“Casini torna nella casa del centrodestra? In Sicilia per noi resta valido l’esito del dato elettorale regionale che ha dato vita al governo Crocetta con il Pd e con il contributo determinante dell’Udc“. E’ il capogruppo dei centristi all’Ars, Lillo Firetto, a escludere ripercussioni sulla Regione a seguito del riposizionamento del suo partito a livello nazionale.

Firetto risponde indirettamente al deputato renziano del Pd, Fabrizio Ferrandelli, che ha chiesto l’uscita dell’Udc dalla maggioranza all’Ars che sostiene il governo di Rosario Crocetta.


“Non tradiremo gli elettori. Speriamo che non lo facciano neppure gli altri, che non lo faccia il presidente. Poi tutto può accadere: già Lombardo ha sovvertito il responso delle urne. Ma non voglio credere che possa accadere ancora. Sarebbe grave oltre che illogico”.
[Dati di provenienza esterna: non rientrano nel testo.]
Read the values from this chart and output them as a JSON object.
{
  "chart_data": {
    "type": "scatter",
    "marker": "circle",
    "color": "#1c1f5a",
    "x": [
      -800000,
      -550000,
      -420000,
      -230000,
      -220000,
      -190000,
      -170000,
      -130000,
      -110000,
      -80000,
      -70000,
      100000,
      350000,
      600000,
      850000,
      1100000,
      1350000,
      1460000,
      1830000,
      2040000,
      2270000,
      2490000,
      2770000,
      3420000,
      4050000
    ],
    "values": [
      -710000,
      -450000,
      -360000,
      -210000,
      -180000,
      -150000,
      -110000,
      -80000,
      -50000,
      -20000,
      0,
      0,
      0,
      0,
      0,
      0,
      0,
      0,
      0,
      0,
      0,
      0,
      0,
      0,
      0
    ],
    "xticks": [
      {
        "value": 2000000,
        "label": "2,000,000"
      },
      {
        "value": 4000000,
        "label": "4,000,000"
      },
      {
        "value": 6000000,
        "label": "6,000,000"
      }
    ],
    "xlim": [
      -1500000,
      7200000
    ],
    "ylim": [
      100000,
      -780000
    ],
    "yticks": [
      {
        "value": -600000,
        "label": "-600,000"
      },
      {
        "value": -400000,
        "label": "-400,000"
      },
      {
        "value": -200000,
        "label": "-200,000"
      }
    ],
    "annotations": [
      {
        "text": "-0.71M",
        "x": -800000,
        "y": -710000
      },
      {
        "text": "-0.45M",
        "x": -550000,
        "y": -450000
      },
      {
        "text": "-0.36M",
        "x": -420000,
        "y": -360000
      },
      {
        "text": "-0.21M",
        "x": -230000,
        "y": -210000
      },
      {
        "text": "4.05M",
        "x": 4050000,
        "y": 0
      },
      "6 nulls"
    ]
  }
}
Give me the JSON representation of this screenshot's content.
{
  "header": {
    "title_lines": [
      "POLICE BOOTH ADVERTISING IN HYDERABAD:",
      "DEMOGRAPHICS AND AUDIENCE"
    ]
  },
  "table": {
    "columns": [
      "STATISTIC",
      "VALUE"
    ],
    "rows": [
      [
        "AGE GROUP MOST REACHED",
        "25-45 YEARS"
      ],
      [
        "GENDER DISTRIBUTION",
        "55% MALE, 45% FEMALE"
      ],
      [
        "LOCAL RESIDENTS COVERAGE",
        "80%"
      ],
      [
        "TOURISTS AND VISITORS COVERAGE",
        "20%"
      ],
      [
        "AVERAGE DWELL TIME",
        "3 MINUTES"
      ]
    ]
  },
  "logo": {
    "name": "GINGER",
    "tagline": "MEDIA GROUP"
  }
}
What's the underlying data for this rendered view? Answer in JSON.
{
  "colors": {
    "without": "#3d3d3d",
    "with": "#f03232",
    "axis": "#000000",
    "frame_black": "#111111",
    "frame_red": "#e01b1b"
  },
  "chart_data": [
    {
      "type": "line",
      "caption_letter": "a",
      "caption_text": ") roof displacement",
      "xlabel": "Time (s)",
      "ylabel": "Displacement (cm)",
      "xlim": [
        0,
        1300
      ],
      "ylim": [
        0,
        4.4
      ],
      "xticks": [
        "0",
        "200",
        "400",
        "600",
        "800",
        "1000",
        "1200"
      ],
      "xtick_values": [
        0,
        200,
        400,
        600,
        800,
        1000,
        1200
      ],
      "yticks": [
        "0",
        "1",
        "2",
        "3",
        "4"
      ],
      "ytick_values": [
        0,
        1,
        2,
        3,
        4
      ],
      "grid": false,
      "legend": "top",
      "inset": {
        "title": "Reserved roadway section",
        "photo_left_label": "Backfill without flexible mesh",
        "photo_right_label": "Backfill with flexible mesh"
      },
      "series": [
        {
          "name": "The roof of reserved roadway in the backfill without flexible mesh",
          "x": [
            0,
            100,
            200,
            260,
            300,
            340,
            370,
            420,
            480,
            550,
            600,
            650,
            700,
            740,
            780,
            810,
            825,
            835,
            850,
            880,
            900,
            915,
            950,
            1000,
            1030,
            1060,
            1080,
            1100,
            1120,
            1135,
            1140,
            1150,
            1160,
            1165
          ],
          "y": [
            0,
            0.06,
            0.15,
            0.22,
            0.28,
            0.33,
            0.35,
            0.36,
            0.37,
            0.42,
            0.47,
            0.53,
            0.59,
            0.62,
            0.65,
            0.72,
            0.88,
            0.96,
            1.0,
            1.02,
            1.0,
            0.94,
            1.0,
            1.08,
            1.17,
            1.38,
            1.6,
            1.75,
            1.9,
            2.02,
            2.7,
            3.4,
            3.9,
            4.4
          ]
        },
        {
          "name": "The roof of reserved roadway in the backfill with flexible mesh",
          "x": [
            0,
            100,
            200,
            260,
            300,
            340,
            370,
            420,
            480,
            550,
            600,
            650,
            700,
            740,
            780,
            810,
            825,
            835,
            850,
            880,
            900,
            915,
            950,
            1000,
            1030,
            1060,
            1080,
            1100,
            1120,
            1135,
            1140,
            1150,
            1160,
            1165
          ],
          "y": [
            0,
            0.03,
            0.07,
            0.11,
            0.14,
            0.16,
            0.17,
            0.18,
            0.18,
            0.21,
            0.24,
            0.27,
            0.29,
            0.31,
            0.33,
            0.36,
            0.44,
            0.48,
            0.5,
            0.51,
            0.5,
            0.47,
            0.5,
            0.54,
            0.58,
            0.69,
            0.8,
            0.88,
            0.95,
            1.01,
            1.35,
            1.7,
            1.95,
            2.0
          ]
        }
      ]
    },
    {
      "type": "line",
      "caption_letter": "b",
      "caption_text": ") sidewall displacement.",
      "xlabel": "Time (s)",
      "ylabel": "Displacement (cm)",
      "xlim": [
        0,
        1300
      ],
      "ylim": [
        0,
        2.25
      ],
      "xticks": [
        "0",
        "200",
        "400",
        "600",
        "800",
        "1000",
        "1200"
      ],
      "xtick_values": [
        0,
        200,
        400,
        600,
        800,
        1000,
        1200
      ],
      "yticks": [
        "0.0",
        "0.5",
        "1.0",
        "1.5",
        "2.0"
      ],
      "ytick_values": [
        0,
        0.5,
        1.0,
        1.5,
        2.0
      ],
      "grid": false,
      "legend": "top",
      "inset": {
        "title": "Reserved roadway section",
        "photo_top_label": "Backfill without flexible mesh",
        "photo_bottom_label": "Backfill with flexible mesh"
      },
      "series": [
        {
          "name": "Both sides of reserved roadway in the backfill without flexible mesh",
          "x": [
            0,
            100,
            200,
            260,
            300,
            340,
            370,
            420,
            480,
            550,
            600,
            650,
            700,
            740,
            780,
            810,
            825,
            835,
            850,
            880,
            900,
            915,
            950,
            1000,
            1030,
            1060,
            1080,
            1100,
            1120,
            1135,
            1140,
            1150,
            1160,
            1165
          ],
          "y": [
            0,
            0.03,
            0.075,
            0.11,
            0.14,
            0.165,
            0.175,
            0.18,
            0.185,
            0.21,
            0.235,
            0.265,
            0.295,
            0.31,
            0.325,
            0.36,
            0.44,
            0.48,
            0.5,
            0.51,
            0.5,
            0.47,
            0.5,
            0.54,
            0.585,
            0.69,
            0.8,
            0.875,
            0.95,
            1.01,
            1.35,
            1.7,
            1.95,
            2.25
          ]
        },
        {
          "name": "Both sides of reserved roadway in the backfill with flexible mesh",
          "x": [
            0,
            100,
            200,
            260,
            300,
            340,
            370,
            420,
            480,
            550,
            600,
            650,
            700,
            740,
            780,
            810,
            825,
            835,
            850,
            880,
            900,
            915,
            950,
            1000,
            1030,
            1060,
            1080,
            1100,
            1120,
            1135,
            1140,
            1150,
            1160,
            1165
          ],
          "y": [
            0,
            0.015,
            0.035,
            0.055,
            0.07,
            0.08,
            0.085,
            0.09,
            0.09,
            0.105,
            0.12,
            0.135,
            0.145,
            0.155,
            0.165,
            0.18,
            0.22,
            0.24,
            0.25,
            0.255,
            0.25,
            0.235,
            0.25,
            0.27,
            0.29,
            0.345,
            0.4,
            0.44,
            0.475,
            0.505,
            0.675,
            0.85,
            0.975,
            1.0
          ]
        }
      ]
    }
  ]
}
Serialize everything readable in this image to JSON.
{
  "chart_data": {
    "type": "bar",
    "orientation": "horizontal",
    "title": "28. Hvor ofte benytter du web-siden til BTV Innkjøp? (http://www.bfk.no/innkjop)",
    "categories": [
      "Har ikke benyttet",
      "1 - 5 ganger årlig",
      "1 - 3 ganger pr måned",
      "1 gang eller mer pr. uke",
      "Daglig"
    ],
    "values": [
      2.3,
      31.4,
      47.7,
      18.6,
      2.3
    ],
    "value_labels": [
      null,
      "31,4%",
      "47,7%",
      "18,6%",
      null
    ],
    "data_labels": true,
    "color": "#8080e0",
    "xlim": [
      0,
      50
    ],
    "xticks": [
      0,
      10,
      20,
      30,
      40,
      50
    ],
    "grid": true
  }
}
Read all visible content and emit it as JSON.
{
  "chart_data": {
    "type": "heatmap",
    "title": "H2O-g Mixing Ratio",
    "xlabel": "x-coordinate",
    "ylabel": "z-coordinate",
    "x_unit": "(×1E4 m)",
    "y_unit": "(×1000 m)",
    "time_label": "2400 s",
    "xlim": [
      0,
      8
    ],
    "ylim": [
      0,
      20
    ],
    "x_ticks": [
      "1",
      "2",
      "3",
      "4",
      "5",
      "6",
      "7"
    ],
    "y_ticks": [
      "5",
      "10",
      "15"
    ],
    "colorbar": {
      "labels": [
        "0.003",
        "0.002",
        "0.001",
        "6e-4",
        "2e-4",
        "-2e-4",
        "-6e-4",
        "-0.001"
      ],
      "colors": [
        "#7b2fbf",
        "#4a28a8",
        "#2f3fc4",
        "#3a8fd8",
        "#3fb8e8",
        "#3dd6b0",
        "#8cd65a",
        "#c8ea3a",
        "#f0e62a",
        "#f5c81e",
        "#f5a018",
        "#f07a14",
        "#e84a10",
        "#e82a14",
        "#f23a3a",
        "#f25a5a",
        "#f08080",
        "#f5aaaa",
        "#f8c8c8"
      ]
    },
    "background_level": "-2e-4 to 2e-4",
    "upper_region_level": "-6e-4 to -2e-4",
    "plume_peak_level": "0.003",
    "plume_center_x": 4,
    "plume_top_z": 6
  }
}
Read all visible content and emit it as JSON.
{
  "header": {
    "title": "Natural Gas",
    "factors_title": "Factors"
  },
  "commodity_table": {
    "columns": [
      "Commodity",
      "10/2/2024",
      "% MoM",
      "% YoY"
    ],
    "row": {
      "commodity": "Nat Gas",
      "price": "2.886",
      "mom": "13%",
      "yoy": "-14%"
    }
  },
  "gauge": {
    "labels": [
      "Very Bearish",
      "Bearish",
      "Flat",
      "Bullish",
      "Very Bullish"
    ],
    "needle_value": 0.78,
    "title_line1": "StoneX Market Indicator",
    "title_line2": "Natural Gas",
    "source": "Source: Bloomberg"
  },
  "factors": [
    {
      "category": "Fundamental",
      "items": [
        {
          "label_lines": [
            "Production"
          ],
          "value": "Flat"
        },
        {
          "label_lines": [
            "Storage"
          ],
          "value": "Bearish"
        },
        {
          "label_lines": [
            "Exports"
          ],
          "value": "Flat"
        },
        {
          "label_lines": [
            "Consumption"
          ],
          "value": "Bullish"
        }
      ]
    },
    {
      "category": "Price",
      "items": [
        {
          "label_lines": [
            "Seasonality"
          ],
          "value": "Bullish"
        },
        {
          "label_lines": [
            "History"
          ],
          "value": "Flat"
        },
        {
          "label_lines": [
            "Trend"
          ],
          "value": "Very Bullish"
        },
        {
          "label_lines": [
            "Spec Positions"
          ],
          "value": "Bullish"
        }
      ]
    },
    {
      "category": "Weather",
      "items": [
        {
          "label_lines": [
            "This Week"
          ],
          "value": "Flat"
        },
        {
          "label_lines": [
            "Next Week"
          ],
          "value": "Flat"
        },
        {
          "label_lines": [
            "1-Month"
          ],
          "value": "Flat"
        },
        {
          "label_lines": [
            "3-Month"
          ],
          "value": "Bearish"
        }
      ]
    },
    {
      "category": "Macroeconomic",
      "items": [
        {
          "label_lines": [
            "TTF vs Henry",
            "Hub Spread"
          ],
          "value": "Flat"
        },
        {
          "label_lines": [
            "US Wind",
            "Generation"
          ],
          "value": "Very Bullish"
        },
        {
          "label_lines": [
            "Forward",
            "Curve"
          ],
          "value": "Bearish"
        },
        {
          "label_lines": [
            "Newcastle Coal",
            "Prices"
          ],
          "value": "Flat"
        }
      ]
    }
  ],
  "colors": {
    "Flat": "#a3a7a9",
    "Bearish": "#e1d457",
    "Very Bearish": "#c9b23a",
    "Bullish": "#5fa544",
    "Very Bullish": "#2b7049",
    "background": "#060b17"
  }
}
Poco dopo la risposta, questa rivolta direttamente a Ferrandelli, arriva da Margherita La Rocca Ruvolo, presidente dell’Udc siciliana: “Dovrebbe sapere che ‘pacta sunt servanda‘ e conseguentemente l’Udc non intende venire meno a quel patto siglato con gli elettori che ha permesso la vittoria di Rosario Crocetta”.